Karena bisa saja, mereka akan kembali menangkap dirinya jika sampai polisi menangkap Yudha. karena dapat dipastikan, bahwa Yudha tidak akan pernah mengatakan siapa yang menyuruhnya untuk menculik wanita itu.
"halo, ini siapa?"terdengar suara seorang laki-laki dari seberang sana.
"Banu, ini aku Renita."ucap wanita itu dengan mata berkaca-kaca. karena tidak menyangka bahwa sebentar lagi dirinya akan bertemu dengan orang-orang yang sangat ia sayangi.
"Kau di mana sekarang? biar aku sama yang lain jemput,"terdengar suara Banu dari seberang sana yang sangat gembira mendengar suara Renita.
"aku ada di desa Y,"ucap wanita cantik itu dengan suara sedikit bergetar karena menahan tangis.
"baik kita akan segera ke sana,"
Tut
Setelah mengatakan hal itu, Renita kembali menempatkan ponsel itu ke tempatnya semula.
"nak Renita lebih baik tunggu saja di sini,"ucap pak kepala desa.
"kalau begitu, aku permisi!"ucap Bu Sulastri pada trinity dan yang lain.
Renita seketika tersenyum lega. karena pada akhirnya, dirinya dapat meloloskan diri dari laki-laki itu.
*****
"ke mana dia?"tanya seorang laki-laki yang baru saja masuk ke dalam gubuk itu.
"kenapa dia bisa hilang? aaarrrgggh!"teriak laki-laki yang bernama Yudha itu dengan kencang.

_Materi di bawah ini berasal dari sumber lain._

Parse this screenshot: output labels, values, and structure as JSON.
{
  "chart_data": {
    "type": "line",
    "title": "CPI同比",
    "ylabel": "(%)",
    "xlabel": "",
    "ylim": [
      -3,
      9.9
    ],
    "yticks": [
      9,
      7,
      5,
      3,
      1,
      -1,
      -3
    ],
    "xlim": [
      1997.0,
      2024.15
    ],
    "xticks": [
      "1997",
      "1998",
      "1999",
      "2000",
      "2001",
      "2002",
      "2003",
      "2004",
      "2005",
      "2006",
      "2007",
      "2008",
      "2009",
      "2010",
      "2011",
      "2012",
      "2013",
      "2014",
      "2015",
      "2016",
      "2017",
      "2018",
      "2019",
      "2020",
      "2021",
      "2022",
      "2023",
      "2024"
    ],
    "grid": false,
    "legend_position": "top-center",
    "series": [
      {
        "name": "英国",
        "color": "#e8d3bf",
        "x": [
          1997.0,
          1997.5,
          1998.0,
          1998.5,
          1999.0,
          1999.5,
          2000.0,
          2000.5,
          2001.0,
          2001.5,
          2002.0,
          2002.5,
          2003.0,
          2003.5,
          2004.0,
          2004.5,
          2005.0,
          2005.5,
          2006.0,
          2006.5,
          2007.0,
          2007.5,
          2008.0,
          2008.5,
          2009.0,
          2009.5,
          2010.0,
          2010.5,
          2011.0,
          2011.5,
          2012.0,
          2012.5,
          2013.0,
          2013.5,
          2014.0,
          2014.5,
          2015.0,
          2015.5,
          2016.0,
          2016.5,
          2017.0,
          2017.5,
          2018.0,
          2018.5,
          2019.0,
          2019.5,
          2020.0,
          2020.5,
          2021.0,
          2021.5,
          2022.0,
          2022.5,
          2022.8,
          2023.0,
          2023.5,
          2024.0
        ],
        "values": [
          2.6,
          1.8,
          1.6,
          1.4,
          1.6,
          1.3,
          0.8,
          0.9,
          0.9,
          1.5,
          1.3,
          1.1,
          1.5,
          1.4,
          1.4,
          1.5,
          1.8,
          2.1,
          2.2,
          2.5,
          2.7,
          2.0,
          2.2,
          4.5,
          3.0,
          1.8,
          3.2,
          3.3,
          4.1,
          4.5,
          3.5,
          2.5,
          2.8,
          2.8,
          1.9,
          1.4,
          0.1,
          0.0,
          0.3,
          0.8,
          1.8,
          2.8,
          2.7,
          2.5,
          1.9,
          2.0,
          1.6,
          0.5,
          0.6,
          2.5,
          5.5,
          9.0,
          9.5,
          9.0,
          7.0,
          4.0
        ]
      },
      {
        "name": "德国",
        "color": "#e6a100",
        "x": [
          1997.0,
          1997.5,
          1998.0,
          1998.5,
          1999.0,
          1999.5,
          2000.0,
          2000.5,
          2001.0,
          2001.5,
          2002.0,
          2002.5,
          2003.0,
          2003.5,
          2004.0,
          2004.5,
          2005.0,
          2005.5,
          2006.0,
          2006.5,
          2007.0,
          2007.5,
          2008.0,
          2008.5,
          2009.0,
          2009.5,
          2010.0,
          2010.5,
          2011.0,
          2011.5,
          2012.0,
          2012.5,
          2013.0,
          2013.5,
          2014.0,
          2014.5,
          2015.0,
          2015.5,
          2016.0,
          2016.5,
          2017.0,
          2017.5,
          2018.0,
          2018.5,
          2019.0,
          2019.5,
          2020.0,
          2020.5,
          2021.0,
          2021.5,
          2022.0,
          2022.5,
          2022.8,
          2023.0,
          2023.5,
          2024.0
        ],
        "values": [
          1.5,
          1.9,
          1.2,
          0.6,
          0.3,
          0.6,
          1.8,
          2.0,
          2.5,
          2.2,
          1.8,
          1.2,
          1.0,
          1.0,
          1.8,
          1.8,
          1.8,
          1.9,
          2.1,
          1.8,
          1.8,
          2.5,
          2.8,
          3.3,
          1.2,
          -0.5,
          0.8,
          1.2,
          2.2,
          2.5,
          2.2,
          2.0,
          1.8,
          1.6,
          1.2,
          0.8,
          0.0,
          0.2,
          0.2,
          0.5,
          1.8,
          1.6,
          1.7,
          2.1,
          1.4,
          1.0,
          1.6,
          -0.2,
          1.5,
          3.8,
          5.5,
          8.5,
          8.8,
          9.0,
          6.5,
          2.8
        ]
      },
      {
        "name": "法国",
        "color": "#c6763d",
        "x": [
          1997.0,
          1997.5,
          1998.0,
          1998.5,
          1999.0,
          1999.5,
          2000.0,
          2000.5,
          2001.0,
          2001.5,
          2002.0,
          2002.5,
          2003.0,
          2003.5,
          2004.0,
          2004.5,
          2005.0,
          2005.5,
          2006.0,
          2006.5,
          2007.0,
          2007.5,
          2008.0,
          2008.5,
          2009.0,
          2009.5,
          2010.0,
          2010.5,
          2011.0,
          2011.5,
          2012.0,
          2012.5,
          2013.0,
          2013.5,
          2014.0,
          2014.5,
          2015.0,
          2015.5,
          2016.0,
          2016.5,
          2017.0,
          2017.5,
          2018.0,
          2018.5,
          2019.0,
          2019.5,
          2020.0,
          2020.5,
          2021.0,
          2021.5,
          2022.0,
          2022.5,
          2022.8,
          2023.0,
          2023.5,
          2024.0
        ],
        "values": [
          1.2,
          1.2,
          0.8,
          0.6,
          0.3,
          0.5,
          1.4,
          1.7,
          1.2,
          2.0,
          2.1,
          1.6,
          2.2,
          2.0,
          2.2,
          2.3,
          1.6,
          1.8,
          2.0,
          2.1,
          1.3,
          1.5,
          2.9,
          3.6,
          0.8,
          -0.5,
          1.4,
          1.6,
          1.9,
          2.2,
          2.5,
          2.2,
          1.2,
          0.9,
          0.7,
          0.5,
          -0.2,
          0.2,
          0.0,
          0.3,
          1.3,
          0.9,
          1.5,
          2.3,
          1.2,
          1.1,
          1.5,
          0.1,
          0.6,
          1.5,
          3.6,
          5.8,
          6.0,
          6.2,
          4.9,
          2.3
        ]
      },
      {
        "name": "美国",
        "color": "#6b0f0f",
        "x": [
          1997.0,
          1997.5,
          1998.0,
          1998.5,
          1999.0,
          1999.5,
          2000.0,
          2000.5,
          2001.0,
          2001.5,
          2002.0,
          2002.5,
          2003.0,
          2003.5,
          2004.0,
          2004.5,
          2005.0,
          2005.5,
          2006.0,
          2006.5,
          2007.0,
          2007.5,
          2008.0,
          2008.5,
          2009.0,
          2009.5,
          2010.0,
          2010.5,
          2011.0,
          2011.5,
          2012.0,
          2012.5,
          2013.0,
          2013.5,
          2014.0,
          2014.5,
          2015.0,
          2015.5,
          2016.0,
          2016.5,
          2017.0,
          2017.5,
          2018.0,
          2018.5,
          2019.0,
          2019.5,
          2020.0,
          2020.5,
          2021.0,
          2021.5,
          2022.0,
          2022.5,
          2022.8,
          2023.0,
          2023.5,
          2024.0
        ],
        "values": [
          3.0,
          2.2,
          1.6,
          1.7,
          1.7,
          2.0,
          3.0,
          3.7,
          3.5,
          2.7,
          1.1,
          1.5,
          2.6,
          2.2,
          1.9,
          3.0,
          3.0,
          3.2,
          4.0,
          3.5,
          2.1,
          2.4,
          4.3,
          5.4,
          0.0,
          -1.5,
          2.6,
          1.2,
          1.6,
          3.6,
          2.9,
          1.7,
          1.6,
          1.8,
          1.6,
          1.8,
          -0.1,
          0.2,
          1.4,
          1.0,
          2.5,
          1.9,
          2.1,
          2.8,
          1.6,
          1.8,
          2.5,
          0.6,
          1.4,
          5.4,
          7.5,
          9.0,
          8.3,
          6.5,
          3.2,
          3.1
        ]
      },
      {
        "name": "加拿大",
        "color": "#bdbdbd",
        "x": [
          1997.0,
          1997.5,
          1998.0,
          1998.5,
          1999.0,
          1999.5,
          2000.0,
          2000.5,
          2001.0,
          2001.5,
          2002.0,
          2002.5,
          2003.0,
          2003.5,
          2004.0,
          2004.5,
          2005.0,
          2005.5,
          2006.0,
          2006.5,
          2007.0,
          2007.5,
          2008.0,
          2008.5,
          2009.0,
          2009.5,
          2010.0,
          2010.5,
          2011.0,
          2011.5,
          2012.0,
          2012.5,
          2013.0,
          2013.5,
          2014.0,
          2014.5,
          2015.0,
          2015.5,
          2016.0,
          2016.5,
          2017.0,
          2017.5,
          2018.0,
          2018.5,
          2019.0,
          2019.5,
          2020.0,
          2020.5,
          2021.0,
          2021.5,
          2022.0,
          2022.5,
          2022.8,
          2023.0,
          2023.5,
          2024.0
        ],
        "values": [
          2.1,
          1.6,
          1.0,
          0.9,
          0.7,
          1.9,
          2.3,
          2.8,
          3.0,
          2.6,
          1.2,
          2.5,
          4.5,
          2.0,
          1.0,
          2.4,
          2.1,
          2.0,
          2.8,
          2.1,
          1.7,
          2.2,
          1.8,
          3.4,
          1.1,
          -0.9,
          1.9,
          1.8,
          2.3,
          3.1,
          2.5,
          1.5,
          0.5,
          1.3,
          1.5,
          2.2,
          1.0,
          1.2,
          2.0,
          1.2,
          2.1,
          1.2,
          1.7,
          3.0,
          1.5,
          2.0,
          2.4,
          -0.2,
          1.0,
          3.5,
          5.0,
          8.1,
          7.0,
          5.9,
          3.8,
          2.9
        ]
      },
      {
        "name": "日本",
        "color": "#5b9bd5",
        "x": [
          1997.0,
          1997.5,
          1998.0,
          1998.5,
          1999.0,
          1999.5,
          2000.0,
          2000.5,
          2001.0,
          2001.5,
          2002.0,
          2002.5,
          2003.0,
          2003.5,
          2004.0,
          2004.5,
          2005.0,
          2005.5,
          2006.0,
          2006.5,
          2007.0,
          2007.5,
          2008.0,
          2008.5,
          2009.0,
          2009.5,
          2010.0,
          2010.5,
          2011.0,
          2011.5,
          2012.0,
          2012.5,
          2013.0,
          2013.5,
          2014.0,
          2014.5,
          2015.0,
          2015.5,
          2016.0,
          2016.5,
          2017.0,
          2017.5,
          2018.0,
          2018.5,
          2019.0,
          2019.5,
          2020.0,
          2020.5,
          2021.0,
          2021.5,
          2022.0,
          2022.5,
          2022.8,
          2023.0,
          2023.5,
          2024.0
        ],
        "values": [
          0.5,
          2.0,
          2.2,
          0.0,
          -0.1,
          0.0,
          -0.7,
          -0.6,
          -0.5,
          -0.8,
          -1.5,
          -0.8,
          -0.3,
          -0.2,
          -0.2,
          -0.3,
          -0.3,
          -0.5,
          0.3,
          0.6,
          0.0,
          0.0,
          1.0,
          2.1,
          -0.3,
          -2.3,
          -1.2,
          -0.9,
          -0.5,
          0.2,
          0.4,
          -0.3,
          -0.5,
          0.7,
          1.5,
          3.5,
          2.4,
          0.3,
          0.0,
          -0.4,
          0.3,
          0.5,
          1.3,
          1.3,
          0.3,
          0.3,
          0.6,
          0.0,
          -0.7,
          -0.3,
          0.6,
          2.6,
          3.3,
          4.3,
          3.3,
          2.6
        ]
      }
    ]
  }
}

Tak berselang lama, laki-laki yang bernama Yudha itu mendengar ada suara langkah kaki yang semakin lemah semakin mendekat ke arah gubuknya itu.
brakk
Seseorang dengan segera, mendobrak pintu gubuk itu hingga roboh. dan hal itu membuat Yudha, seketika menelan salivanya dengan kasar. saat mata laki-laki itu, melihat sosok yang selama ini ia takuti. yang tak lain adalah Eyang Anita.
"di mana wanita itu?"tanya Eyang Anita Soraya melayangkan tatapan tajam ke arah laki-laki itu.
Tentu saja hal itu membuat Yudha yang mendengarnya, seketika bergetar karena merasa ketakutan.
"ma.. Maaf Ndoro Ayu, wanita itu berhasil meloloskan diri."ucapnya Seraya suara terbata-bata.
brugh
Seketika itu pula, salah satu anak buah dari Anita, menghantam perut Yudha dengan satu kepalan tangan. hingga membuat laki-laki itu, seketika terhuyung ke belakang.
uhuk uhuk uhuk
"maafkan saya Ndoro Ayu,"ucap Yudha Seraya menundukkan kepala.
Sementara Anita, wanita sepuh itu segera mengangkat tangan ke udara. mengisyaratkan bahwa, semuanya cukup sampai di situ.
"sudah biarkan saja, kalaupun dia selamat dia akan menanggung malu."ucap Eyang Anita Seraya melangkahkan kakinya untuk keluar dari gubuk itu.
Tentu saja hal itu membuat Yudha yang mendengarnya, dapat menghela nafas dengan lega.
*****
" kita harus ke desa Y,"ucap Banu pada kedua sahabat wanitanya itu.
"kenapa memangnya ada apa?"tanya Agnes yang memang tidak mengerti.
"Renita telah di temukan,"ucap Banu dengan senyuman.
Sontak saja, hal itu membuat Agnes Dan juga Febri yang mendengarnya, seketika saling pandang.